INTRODUCTION: Introduction of centrifugation and vacuum mixing has helped to decrease cement porosity to approximately 5-8% and <2% respectively, but has led to a marked increase in volume shrinkage, which has been implicated as a factor in aseptic loosening.The purpose of this study was to compare the reaction of six of the most commonly used bone cements to centrifugation, hand- and vacuum-mixing, and to address the need to establish a mixer/cement combination offering good porosity reduction with minimal increase in shrinkage.
METHODS: The following cements were used: CMW1, CMW3, Endurance, Osteobond, Pallacos R, Simplex P. For hand mixing, we used a Stryker Prism Mixing Bowl; the cement was then transferred to the syringe using a spatulum. For vacuum mixing, we used a Stryker Advanced Cement Mixing Bowl and transferred cement to an attached syringe, all under 21in Hg of vacuum. For centrifugation we used hand-mixed cement with subsequent centrifugation at 2000rpm for 1min in a Zimmer Centrifuge System. Density was determined at 5 and 20min after mixing, utilizing the flotation technique with a resolution of 10?L. Volume shrinkage was calculated using the ratio of these two density values.
RESULTS: Across the six cements, average shrinkage and density were calculated as 4.98% and 1.21g/cm3 for hand mixing, 5.76% and 1.24g/cm3 for centrifuge mixing, and 6.60% and 1.26g/cm3 for vacuum-mixed cements. These variations were highly significant (unpaired t-test, p<0.0001). To name just two examples of different reactions to advanced mixing techniques, shrinkage in vacuum-mixed Palacos increased to 6.7% from 3.7% in hand-mixing, while centrifuging of Osteobond increased shrinkage from 5.2% to 6.5%.

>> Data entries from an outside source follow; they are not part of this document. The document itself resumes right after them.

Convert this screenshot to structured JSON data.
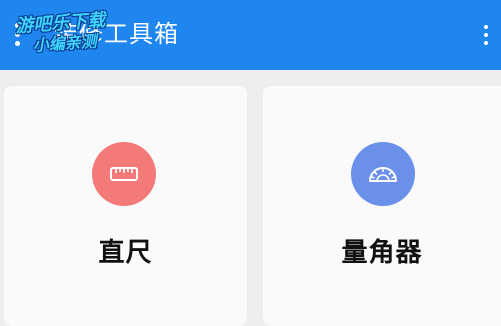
{
  "appbar": {
    "title": "装修工具箱",
    "background": "#1f86f0"
  },
  "watermark": {
    "line1": "游吧乐下载",
    "line2": "小编亲测"
  },
  "tools": [
    {
      "label": "直尺",
      "icon": "ruler-icon",
      "color": "#f47a7a"
    },
    {
      "label": "量角器",
      "icon": "protractor-icon",
      "color": "#6a90ea"
    }
  ]
}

DISCUSSION AND CONCLUSION: The concern of reduced fatigue life due to high porosity has been addressed by the introduction of modern techniques for cement preparation. Both advanced mixing techniques in this study reduced porosity and increased density, although vacuum mixing proved to be most efficient. Noteworthy was the varying extent to which different bone cements benefitted from these techniques. For comparable levels of porosity reduction, significantly different increases in volume shrinkage were seen. Volume shrinkage is of concern, as it is perceived to influence debonding at the implant-cement interface, which can lead to aseptic loosening. Further research on the composition and mixing conditions of standard PMMA bone cements is required to investigate a compromise between reduction of porosity and increased shrinkage.